A los británicos no les daba ningún reparo sobornar a los miembros más destacados del entorno de Franco. Además, los gobiernos británico y francés se apresuraron a reconocer a Franco en 1939, un paso que hizo que el embajador ruso en Londres, Ivan Maisky, señalara en tono irónico que en reconocer a la Unión Soviética habían tardado siete años. La política británica respecto a España durante la Guerra Civil fue calificada por sus detractores de “neutralidad malevolente”, a lo que el escritor J. B. Priestley contestó con una explicación sobre los ingleses: “Lo que muchas veces no comprende el resto del mundo es que somos una nación de tontos idealistas, a menudo gobernada y manipulada por cínicos”. Sin embargo, la política británica ayudó a mantener a España al margen de la guerra mundial y las lisonjas de Hitler. Y el hecho de que España quisiera poseer parte de la Argelia francesa y de Marruecos colocó a los alemanes en una posición imposible frente a la Francia de Vichy.
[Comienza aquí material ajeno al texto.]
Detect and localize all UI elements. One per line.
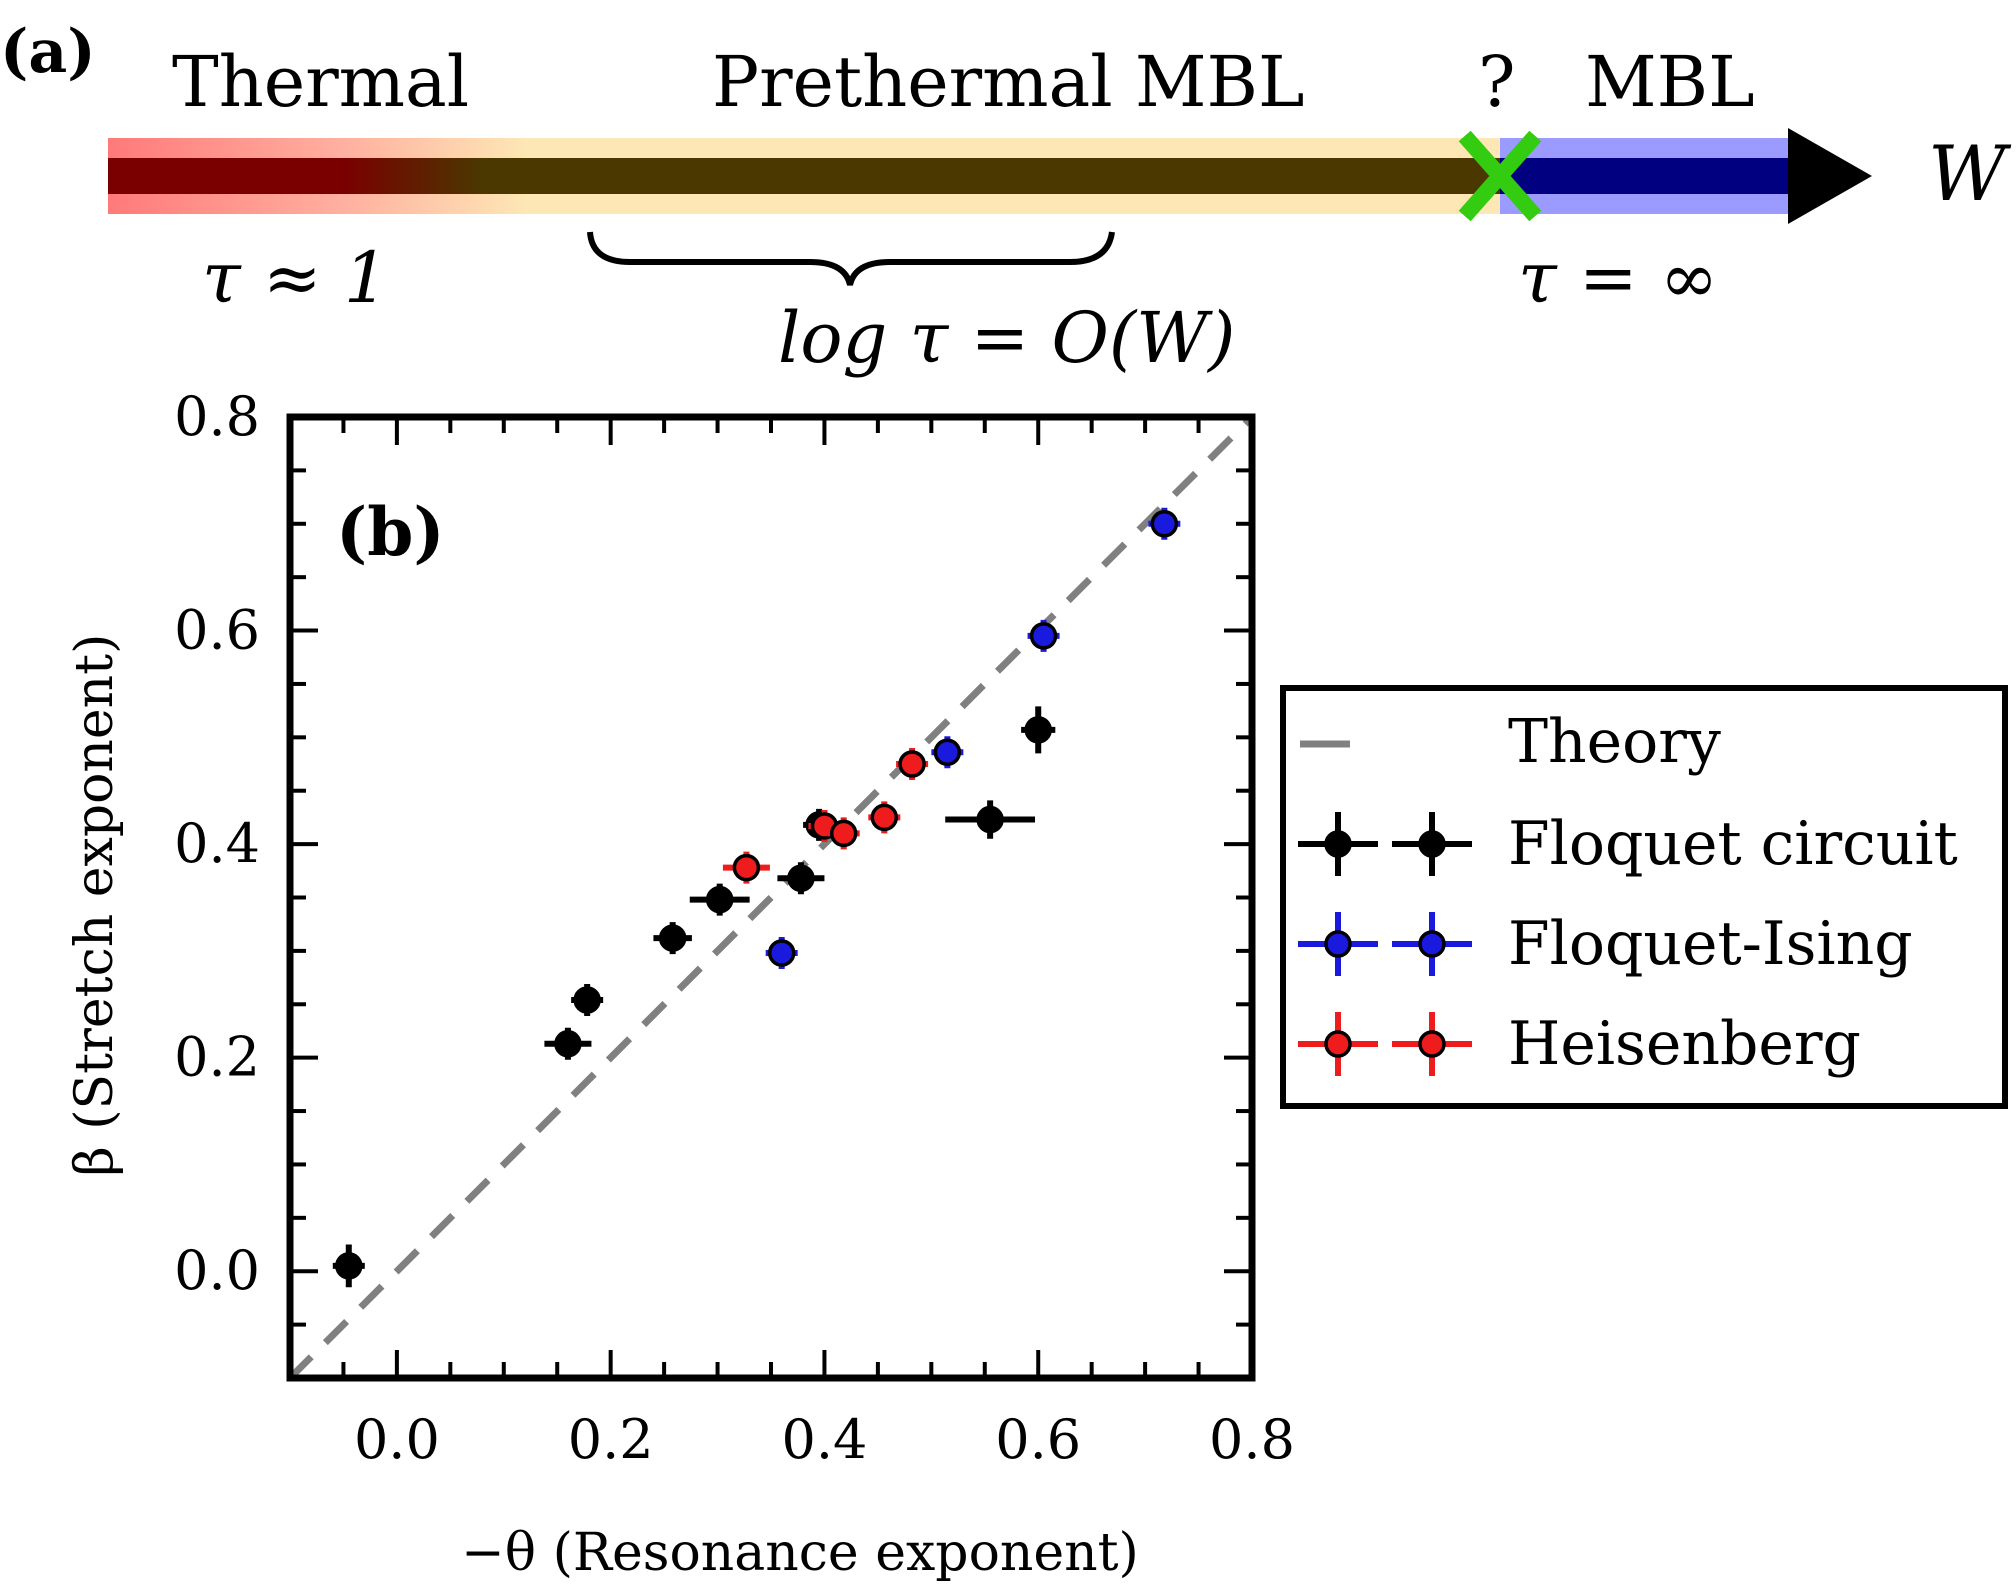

En 1944, Estados Unidos y Gran Bretaña habrían podido poner al régimen de Franco contra las cuerdas, conscientes de que había seguido suministrando durante toda la guerra a la Alemania nazi metales cruciales de gran calidad —en especial el tungsteno o wolframio, el metal endurecedor del acero que se utilizaba en corazas, blindajes y herramientas—, mientras engatusaba a Gran Bretaña con material de peor calidad. Por muy agradecido que pudiera estar Churchill a Franco, Rankin cree que “también entraron en juego los prejuicios del viejo aristócrata inglés contra la izquierda”. Churchill “aplastó las esperanzas de todos —vascos, catalanes y monárquicos, entre otros— los que soñaban con que una victoria aliada pudiera extenderse a la Península Ibérica”. El 24 de mayo de 1944, 15 días antes del desembarco del Día D, en un discurso ante la Cámara de los Comunes en el que tocó muchos temas, Churchill dijo que no sentía “ninguna simpatía hacia quienes piensan que es inteligente e incluso divertido insultar y condenar al Gobierno de España cuando surge la ocasión”. Por su parte, Estados Unidos dejó de enviar petróleo a España para obligar al régimen a cortar el suministro de wolframio a la Alemania nazi. Churchill autorizó que se reanudara el abastecimiento y que España siguiera enviando wolframio a Alemania “con la mezquina esperanza de obtener alguna ventaja comercial para Reino Unido después de la guerra”. Lo que los estadounidenses denominaron el “apaciguamiento” de Winston Churchill no fue uno de sus mejores momentos.

En los primeros años de la guerra, el Mediterráneo estaba dominado por las potencias del Eje. El equilibrio naval de antes del conflicto había sufrido un vuelco, porque dependía de que la armada francesa defendiera la parte occidental y la flota mediterránea británica, con bases en Malta y Alejandría, se ocupase de la parte oriental. Pero, con Francia caída e Italia incorporada al Eje, el enemigo estaba a las puertas. Cuando las tropas alemanas, en noviembre de 1942, invadieron Túnez y empezaron a avanzar hacia Alejandría, dio la impresión de que todo se había terminado. Perder el Canal de Suez y el petróleo de Oriente Medio habría sido una catástrofe, pero Hitler también titubeó en esta cuestión. Gibraltar no fue nunca el punto estratégico fundamental que dice Rankin, pero eso no impide que este sea un libro espléndido.